Está bien que se controle, hay mucho vivo que cobra sin necesitarlo. Pero que no jodan a los que realmente lo necesitan.
¿En serio Carlos? ¿Vos sabés lo que es vivir con 350 lucas por mes? Nadie se hace rico con una pensión por discapacidad.
Como médico que evalúa discapacidades, puedo decir que el sistema actual ya tiene controles. Esta reforma es puro show político sobre las espaldas de los más vulnerables.
La UNR hace bien en rechazar esto.
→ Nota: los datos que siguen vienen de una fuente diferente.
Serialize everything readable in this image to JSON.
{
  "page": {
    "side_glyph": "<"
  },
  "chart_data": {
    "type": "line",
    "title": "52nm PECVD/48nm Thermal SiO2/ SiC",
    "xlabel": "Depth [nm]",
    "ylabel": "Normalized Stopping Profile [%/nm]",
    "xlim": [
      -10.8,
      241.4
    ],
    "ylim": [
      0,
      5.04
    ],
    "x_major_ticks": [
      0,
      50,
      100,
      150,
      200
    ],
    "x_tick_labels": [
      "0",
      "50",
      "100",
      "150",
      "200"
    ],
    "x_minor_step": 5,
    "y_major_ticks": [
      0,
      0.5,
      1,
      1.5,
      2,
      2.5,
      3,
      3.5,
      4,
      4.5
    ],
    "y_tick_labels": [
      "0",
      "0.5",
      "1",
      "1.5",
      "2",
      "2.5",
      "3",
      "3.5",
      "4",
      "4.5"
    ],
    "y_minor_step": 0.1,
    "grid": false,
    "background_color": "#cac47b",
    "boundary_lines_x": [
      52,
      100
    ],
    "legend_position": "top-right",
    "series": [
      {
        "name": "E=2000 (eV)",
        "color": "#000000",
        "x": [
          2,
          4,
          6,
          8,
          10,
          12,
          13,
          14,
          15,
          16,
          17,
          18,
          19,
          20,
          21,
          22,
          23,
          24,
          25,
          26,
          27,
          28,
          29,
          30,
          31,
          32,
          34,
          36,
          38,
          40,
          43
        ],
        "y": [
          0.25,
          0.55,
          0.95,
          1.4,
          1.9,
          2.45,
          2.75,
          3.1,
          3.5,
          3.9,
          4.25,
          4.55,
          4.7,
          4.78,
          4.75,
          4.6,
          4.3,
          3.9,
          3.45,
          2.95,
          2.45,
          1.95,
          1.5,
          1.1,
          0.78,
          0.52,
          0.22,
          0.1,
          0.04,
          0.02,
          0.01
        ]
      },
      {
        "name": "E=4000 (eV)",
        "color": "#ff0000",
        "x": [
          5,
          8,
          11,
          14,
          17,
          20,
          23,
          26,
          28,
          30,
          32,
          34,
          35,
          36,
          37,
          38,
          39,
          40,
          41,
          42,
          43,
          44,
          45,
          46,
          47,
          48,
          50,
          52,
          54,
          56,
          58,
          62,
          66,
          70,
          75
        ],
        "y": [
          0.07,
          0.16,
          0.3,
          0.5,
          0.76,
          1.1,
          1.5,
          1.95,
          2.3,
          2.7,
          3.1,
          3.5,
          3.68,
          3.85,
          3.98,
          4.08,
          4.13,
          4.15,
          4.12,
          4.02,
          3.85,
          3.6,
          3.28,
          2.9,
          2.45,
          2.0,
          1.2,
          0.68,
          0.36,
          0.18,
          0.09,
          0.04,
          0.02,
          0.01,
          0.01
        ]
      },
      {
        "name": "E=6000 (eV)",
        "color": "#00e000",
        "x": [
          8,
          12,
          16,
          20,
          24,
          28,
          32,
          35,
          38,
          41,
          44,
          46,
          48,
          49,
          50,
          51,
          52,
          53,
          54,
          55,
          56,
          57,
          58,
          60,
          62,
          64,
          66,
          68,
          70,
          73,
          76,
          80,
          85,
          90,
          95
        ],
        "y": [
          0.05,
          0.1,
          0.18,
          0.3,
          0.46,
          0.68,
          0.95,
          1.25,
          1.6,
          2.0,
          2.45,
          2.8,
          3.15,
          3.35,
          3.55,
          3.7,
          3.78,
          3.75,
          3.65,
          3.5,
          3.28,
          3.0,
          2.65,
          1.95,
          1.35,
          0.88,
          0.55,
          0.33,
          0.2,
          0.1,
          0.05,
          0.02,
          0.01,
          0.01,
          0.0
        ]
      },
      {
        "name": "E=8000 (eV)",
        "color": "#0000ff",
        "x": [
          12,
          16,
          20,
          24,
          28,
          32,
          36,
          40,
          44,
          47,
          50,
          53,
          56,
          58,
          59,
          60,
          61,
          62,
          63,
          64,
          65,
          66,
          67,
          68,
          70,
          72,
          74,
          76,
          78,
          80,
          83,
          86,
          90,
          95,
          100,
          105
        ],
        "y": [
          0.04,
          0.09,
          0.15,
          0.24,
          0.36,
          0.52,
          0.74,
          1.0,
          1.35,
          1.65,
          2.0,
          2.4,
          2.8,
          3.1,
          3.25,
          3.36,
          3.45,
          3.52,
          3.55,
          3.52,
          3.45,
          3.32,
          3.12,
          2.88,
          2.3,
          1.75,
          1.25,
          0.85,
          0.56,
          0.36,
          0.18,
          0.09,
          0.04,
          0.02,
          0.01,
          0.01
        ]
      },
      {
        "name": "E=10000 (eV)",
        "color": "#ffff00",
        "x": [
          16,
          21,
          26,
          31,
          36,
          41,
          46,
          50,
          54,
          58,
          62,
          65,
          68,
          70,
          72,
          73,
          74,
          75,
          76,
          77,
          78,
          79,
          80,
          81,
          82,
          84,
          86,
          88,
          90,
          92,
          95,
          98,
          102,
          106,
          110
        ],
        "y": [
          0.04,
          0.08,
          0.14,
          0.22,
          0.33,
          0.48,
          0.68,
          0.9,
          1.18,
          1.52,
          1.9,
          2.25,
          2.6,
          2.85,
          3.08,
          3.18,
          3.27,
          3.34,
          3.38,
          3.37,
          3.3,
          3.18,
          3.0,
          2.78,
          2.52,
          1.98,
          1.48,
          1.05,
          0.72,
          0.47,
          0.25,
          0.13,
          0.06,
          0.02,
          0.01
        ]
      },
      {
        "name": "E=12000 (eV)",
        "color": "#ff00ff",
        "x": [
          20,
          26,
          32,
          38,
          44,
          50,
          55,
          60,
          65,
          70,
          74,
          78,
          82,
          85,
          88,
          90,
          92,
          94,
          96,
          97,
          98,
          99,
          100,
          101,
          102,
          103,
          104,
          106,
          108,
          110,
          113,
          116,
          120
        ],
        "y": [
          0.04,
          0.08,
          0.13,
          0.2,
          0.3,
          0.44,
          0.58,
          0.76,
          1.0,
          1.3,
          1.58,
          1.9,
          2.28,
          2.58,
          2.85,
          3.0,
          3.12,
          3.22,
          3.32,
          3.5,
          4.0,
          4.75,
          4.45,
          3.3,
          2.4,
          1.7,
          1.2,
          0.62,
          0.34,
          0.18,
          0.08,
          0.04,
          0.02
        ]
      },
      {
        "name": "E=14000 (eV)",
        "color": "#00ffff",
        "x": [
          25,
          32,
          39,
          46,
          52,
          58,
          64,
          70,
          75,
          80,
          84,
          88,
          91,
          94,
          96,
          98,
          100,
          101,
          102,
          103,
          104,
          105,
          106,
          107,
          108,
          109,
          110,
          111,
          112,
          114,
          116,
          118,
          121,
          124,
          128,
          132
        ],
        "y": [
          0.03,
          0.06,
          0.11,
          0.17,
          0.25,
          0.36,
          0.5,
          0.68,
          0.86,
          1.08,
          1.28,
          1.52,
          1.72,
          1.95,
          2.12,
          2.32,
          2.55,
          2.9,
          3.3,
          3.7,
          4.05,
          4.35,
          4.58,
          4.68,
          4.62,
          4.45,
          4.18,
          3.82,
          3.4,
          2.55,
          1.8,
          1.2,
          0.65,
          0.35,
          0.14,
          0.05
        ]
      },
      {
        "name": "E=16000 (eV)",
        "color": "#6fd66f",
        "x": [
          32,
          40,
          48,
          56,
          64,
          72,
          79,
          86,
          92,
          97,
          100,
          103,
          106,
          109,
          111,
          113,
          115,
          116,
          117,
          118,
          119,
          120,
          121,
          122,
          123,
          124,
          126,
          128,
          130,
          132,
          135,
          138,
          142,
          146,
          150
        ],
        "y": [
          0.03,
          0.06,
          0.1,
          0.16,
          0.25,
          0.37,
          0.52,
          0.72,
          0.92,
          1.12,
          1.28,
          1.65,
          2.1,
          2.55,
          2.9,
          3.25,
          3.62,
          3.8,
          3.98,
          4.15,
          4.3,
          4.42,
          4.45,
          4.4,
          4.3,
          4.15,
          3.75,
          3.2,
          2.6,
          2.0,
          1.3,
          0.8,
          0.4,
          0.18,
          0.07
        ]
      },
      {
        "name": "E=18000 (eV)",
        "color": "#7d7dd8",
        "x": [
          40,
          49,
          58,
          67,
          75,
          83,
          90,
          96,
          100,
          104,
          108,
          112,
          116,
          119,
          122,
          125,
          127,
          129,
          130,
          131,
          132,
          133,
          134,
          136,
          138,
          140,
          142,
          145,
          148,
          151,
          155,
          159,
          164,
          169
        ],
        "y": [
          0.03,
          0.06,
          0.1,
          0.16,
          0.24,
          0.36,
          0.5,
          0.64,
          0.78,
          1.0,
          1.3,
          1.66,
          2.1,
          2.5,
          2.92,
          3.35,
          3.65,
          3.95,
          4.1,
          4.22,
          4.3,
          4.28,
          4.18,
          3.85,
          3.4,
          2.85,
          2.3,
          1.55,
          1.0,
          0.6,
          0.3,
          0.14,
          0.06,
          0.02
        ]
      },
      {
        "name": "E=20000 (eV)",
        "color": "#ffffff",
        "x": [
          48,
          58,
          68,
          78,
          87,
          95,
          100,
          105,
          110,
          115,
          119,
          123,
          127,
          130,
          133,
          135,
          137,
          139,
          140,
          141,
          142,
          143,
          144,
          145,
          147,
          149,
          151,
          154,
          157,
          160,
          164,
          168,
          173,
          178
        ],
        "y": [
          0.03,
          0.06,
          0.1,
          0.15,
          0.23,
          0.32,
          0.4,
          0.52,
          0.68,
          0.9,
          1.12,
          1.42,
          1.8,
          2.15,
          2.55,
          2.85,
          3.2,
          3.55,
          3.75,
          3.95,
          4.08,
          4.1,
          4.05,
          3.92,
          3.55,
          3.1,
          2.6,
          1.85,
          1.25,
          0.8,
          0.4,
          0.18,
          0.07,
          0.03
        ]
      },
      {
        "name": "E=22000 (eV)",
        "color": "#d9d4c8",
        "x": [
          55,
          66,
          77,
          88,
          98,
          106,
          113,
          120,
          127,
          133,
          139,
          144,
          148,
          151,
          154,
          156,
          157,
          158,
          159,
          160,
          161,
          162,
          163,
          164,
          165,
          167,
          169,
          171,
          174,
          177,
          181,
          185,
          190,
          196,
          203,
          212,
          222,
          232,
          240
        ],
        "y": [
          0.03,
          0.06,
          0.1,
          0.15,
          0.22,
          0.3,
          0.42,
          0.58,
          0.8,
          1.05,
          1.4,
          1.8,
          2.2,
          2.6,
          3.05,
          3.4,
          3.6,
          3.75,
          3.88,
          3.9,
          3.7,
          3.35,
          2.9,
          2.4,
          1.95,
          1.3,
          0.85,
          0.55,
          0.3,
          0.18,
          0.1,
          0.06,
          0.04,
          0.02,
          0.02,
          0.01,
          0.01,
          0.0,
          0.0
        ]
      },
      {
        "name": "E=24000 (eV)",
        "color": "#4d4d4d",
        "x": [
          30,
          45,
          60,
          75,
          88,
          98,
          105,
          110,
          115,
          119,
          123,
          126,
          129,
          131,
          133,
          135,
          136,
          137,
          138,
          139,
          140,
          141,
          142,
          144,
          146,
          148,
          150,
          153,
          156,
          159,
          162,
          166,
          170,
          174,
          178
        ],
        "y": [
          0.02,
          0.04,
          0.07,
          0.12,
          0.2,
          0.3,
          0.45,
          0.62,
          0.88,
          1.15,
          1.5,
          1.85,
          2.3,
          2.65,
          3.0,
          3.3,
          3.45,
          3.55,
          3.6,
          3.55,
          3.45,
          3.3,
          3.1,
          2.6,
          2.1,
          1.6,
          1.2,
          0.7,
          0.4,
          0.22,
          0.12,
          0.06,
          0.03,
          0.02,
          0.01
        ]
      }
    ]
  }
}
Las universidades públicas siempre defendieron los derechos humanos, no como estos fachos.
Mi vecina tiene síndrome de Down y trabaja en un supermercado. Con esta ley la van a obligar a dejar el trabajo que tanto le costó conseguir. Es una crueldad.
Hay que ser realistas, el Estado no puede mantener a todo el mundo. Pero que lo hagan bien, no a las apuradas.
Tano, una cosa es ser realista y otra es cagar a los discapacitados. ¿Vos te pensás que es fácil conseguir laburo teniendo una discapacidad?
Trabajo en ANSES y ya estamos desbordados. Imagínense reempadronar a un millón de personas... va a ser un caos total.
Milei prometió que no iba a tocar los derechos de los discapacitados. Otra mentira más del peluca.